2000'e Doğru
- Frequency: Weekly
- First issue: January 1987
- Final issue: 1992
- Country: Turkey
- Based in: Istanbul
- Language: Turkish
- OCLC: 27802367

= 2000'e Doğru =

2000'e Doğru (Towards 2000) was a weekly Turkish news magazine. It was published between 1987 and 1992.

==History and profile==
2000'e Doğru was established in January 1987 by Doğu Perinçek. The publisher was Sistem Yayıncılık. In 1989 it had a circulation of around 22,000 copies making it the second-highest circulation news weekly behind Nokta. Contributors included Halil Berktay, Aziz Nesin, Musa Anter, Turan Dursun and Soner Yalçın.

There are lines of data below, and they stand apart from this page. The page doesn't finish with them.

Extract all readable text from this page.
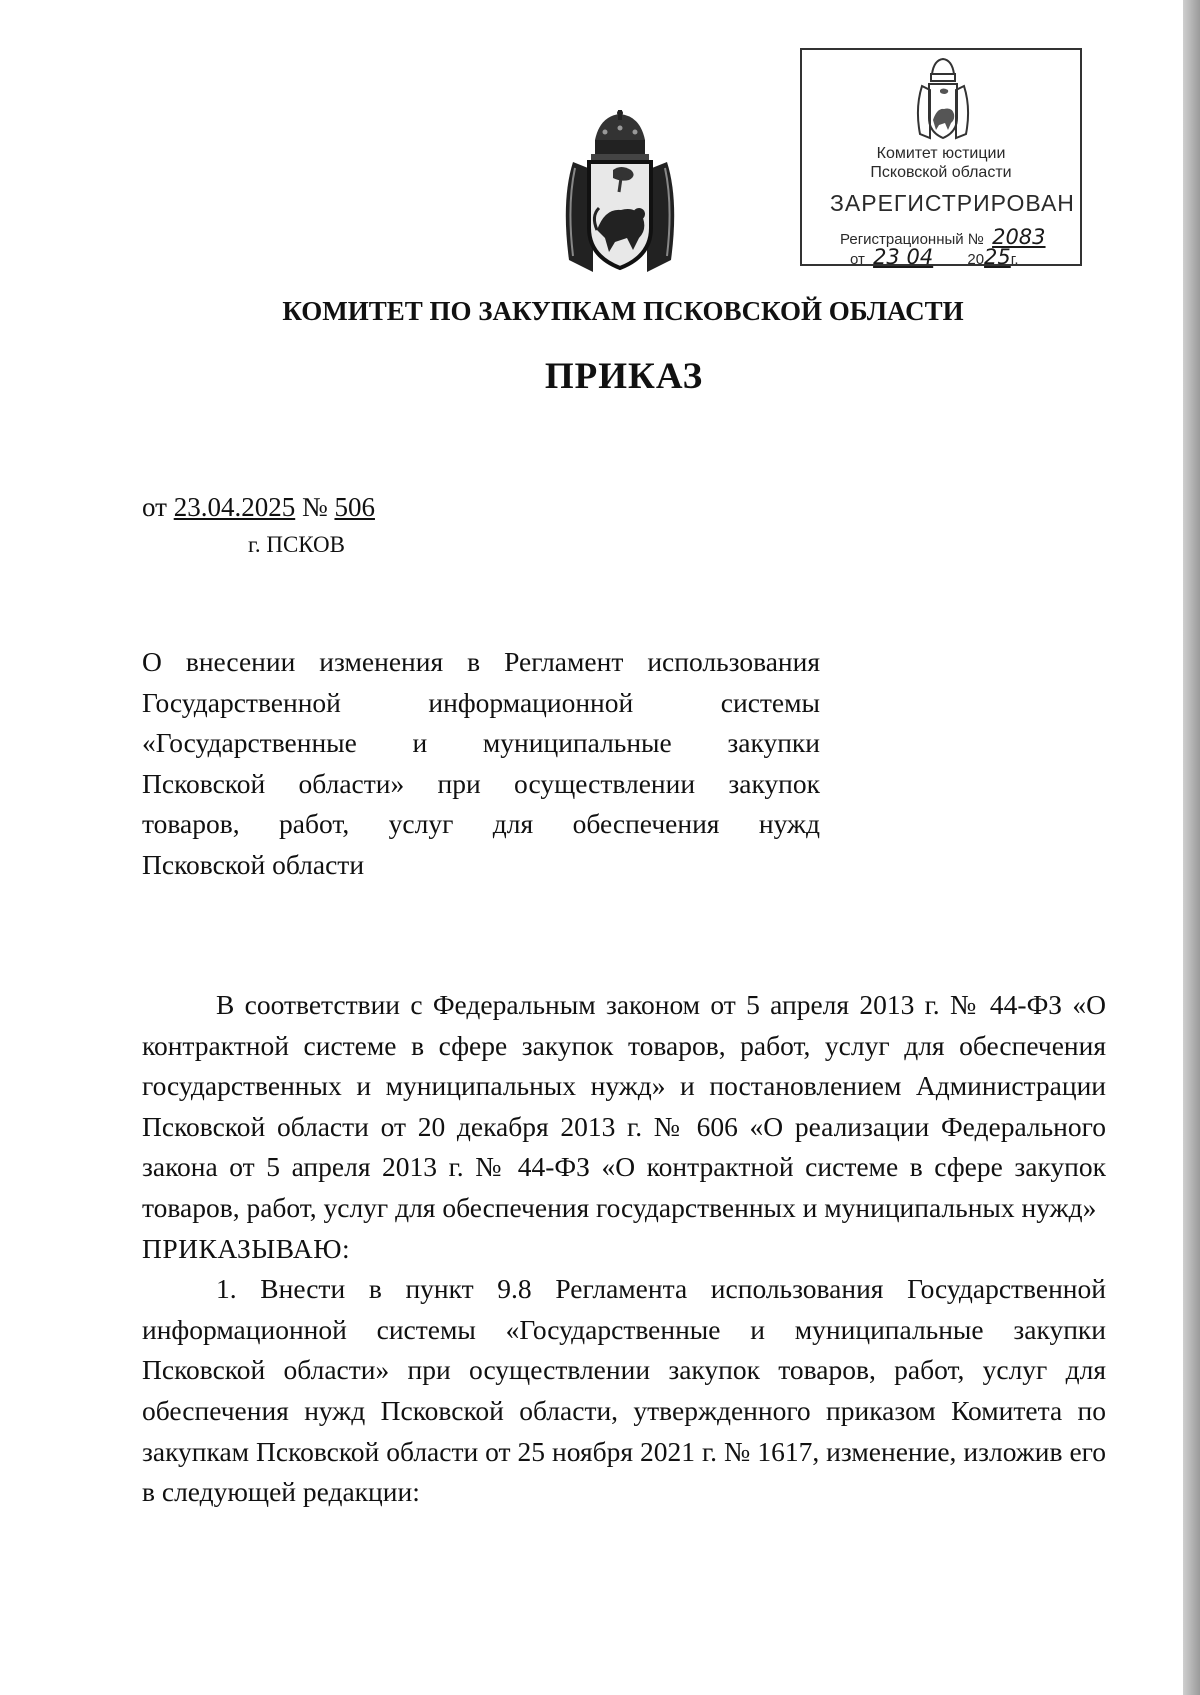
Комитет юстиции
Псковской области
ЗАРЕГИСТРИРОВАН
Регистрационный № 2083
от 23 04 2025г.
КОМИТЕТ ПО ЗАКУПКАМ ПСКОВСКОЙ ОБЛАСТИ
ПРИКАЗ
от 23.04.2025 № 506
г. ПСКОВ
О внесении изменения в Регламент использования
Государственной информационной системы
«Государственные и муниципальные закупки
Псковской области» при осуществлении закупок
товаров, работ, услуг для обеспечения нужд
Псковской области

В соответствии с Федеральным законом от 5 апреля 2013 г. № 44-ФЗ «О контрактной системе в сфере закупок товаров, работ, услуг для обеспечения государственных и муниципальных нужд» и постановлением Администрации Псковской области от 20 декабря 2013 г. № 606 «О реализации Федерального закона от 5 апреля 2013 г. № 44-ФЗ «О контрактной системе в сфере закупок товаров, работ, услуг для обеспечения государственных и муниципальных нужд»

ПРИКАЗЫВАЮ:

1. Внести в пункт 9.8 Регламента использования Государственной информационной системы «Государственные и муниципальные закупки Псковской области» при осуществлении закупок товаров, работ, услуг для обеспечения нужд Псковской области, утвержденного приказом Комитета по закупкам Псковской области от 25 ноября 2021 г. № 1617, изменение, изложив его в следующей редакции:
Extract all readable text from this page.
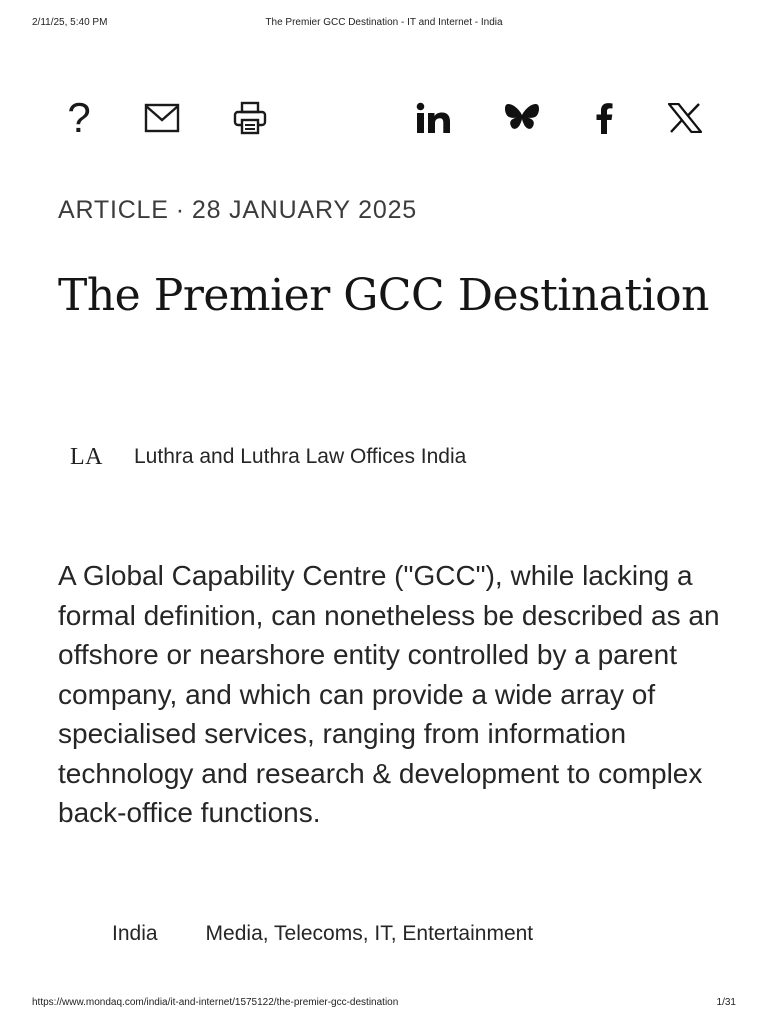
2/11/25, 5:40 PM	The Premier GCC Destination - IT and Internet - India
?
ARTICLE · 28 JANUARY 2025
The Premier GCC Destination
LA	Luthra and Luthra Law Offices India

A Global Capability Centre ("GCC"), while lacking a formal definition, can nonetheless be described as an offshore or nearshore entity controlled by a parent company, and which can provide a wide array of specialised services, ranging from information technology and research & development to complex back-office functions.

India Media, Telecoms, IT, Entertainment
https://www.mondaq.com/india/it-and-internet/1575122/the-premier-gcc-destination	1/31
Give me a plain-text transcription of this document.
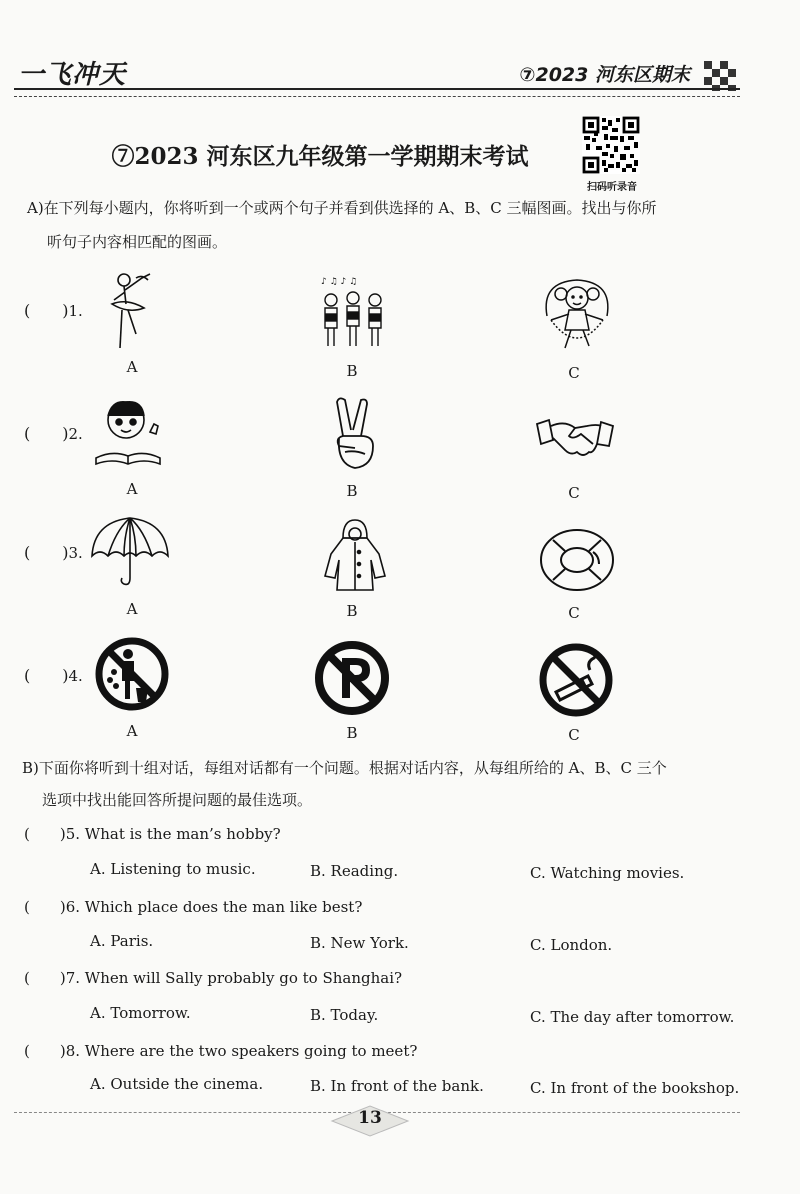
一飞冲天	⑦2023 河东区期末
⑦2023 河东区九年级第一学期期末考试
扫码听录音
A)在下列每小题内，你将听到一个或两个句子并看到供选择的 A、B、C 三幅图画。找出与你所
听句子内容相匹配的图画。
(　　)1.
♪ ♫ ♪ ♫
A	B	C
(　　)2.
A	B	C
(　　)3.
A	B	C
(　　)4.
A	B	C
B)下面你将听到十组对话，每组对话都有一个问题。根据对话内容，从每组所给的 A、B、C 三个
选项中找出能回答所提问题的最佳选项。
(　　)5. What is the man’s hobby?
A. Listening to music.	B. Reading.	C. Watching movies.
(　　)6. Which place does the man like best?
A. Paris.	B. New York.	C. London.
(　　)7. When will Sally probably go to Shanghai?
A. Tomorrow.	B. Today.	C. The day after tomorrow.
(　　)8. Where are the two speakers going to meet?
A. Outside the cinema.	B. In front of the bank.	C. In front of the bookshop.
13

In 1987 editor Fatma Yazici was sentenced to one year and four months for "insulting" President Kenan Evren. Within the first two years the magazine had had 28 cases brought against it by the government, and editor Yazici had been sentenced to over eight years in prison. Several 1987 issues repeating statements made by Mustafa Kemal Atatürk about autonomy for Kurds were confiscated before publication.

The 2000'e Doğru edition of 16 February 1992 reported that eyewitnesses and sympathizers of Kurdish Hizbollah had informed them that members of the organization were trained in the headquarters of Turkey's rapid deployment force (Çevik Kuvvet) in Diyarbakır. Two days after the article was published, its author, Halit Güngen, was killed by unidentified murderers. The magazine folded in 1992.